EDITED: Added true INFORMATION bit of the header, which is to be discarded (bit from "Number of Entries" to "Variables" line)
With pandas, here is one way on how you can approach that (to give you just the general logic).
#pip install pandas
import pandas as pd
import numpy as np
df = pd.read_csv(StringIO(s), sep="/", header=None)
m1 = df[0].str.contains("TIMESTEP")
m2 = df[0].str.contains("Information").fillna(False)
m3 = df[0].str.contains("ITEM|Variables|\+", regex=True).fillna(False)
conds, vals = [m1|m1.shift(1).fillna(False), m2|m3], ["DATA", "TO_SKIP"]
out = (
df
.assign(flag= pd.Series(np.select(conds, vals, None)).bfill().ffill())
.pivot(columns="flag", values=0)
.loc[:, "DATA"].dropna()
.str.split(expand=True)
.assign(col= lambda x: x[0].shift(-1).where(x[1].str.contains("TIMESTEP")).ffill())

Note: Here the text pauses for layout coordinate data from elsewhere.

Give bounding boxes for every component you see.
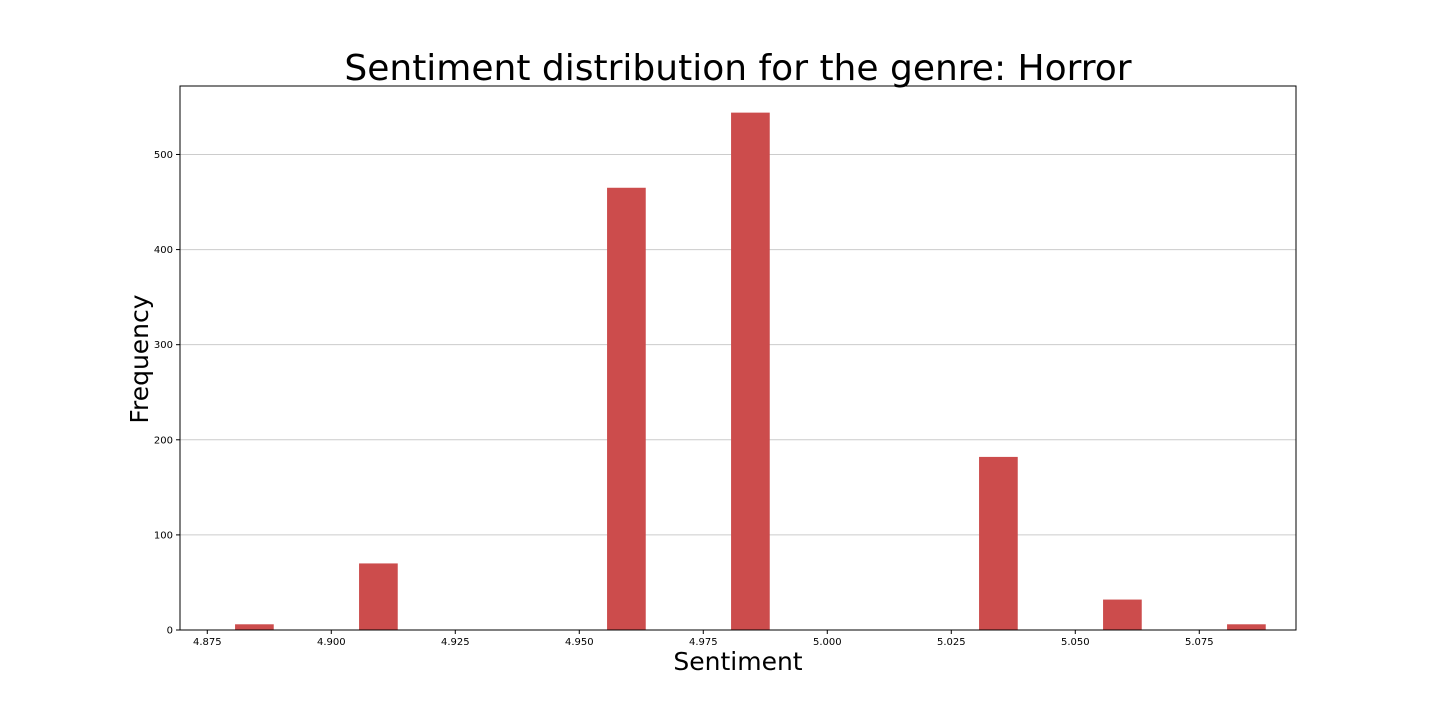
y-tick-label-4: 400 — [154, 245, 173, 256]
x-tick-label-2: 4.925 — [441, 637, 470, 648]
x-tick-label-8: 5.075 — [1185, 637, 1214, 648]
bar-6 — [979, 456, 1018, 630]
x-tick-label-4: 4.975 — [689, 637, 718, 648]
y-axis-label: Frequency — [125, 294, 154, 423]
bar-1 — [359, 563, 398, 630]
bar-8 — [1227, 624, 1266, 630]
y-tick-label-2: 200 — [154, 435, 173, 446]
chart-title: Sentiment distribution for the genre: Ho… — [344, 48, 1131, 89]
x-tick-label-5: 5.000 — [813, 637, 842, 648]
y-tick-label-1: 100 — [154, 530, 173, 541]
bar-0 — [235, 624, 274, 630]
y-tick-label-3: 300 — [154, 340, 173, 351]
y-tick-label-0: 0 — [167, 626, 173, 637]
x-tick-label-7: 5.050 — [1061, 637, 1090, 648]
bar-3 — [607, 187, 646, 630]
x-tick-label-1: 4.900 — [317, 637, 346, 648]
x-tick-label-0: 4.875 — [193, 637, 222, 648]
bar-7 — [1103, 599, 1142, 630]
x-tick-label-3: 4.950 — [565, 637, 594, 648]
x-tick-label-6: 5.025 — [937, 637, 966, 648]
bar-4 — [731, 112, 770, 630]
plot-frame — [179, 85, 1297, 631]
y-axis-ticks: 0 100 200 300 400 500 — [154, 150, 180, 637]
y-tick-label-5: 500 — [154, 150, 173, 161]
bars — [235, 112, 1266, 630]
x-axis-ticks: 4.875 4.900 4.925 4.950 4.975 5.000 5.025 5.050… — [193, 630, 1214, 648]
x-axis-label: Sentiment — [673, 647, 802, 676]
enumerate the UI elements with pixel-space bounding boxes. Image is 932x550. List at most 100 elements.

.set_axis(["Index", "a", "b", "c", "d", "TIMESTEP"], axis=1)
.dropna(how="any")
.reset_index(drop=True)
)
Output :
print(out)
Index a b c d TIMESTEP
0 1 1 0 0 0.142857 0
1 2 1 0.0714286 0.0714286 0.142857 0
2 3 1 0.0714286 0 0.214286 0
3 4 1 0 0.0714286 0.214286 0
4 491 1 2 2.3 0.4 0
5 1 1 0 0 0.142857 0
6 2 1 0.0714286 0.0714286 0.142857 0
7 3 1 0.0714286 0 0.214286 0
8 4 1 0 0.0714286 0.214286 0
9 491 215 0.4 12.4 2.4 0
Disclaimer: This approach may not be efficient for large files.